Print Anagrams Together

Problem Description

Given an array of strings, group all anagrams together. Anagrams are words that contain the same characters but in a different order. The groups should maintain the order of their appearance in the original array.

Example:

• Input: arr[] = ["act", "god", "cat", "dog", "tac"]
• Output: [["act", "cat", "tac"], ["god", "dog"]]
• Explanation: The anagram groups are:
  • ["act", "cat", "tac"]: These are anagrams of each other.
  • ["god", "dog"]: These are anagrams of each other.

Solution Code

import java.util.*;

class Solution {
    public ArrayList<ArrayList<String>> anagrams(String[] arr) {
        // Create a map to store groups of anagrams
        Map<String, ArrayList<String>> map = new HashMap<>();

        for (String word : arr) {
            // Sort the characters of the word to create a key
            char[] charArray = word.toCharArray();
            Arrays.sort(charArray);
            String sortedWord = new String(charArray);

            // Add the word to the corresponding group in the map
            if (!map.containsKey(sortedWord)) {
                map.put(sortedWord, new ArrayList<>());
            }
            map.get(sortedWord).add(word);
        }

        // Convert the map values to a list of lists
        ArrayList<ArrayList<String>> result = new ArrayList<>(map.values());

        return result;
    }
}

Hint

• Use a hash map to group words by their sorted character representation.

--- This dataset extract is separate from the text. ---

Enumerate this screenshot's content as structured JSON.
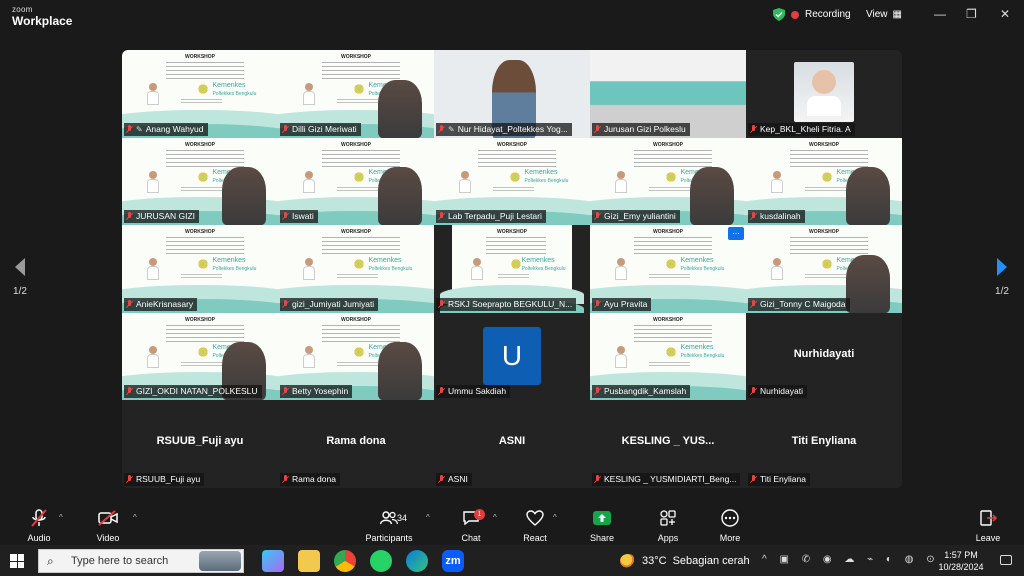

This ensures that all anagrams are grouped together.

Approach Name

Hash Map with Sorted Keys

Intuition

Anagrams have the same characters but in a different order. By sorting the characters of each word, we can create a unique key for all anagrams of that word. Using a hash map, we can group words with the same sorted key together.

Algorithm

1. Initialize a hash map to store groups of anagrams.
2. Iterate through each word in the array:
   • Sort the characters of the word to create a key.
   • Add the word to the corresponding group in the map using the sorted key.
3. Convert the values of the map (groups of anagrams) into a list of lists.
4. Return the result.

Test Input

act god cat dog tac

Complexity Analysis

• Time Complexity: O(n * m log m), where n is the number of words and m is the maximum length of a word. Sorting each word takes O(m log m), and we do this for n words.
• Space Complexity: O(n * m), where n is the number of words and m is the maximum length of a word. The space is used to store the groups of anagrams in the hash map.

This solution efficiently groups anagrams using a hash map and sorted keys, ensuring optimal performance for the given constraints.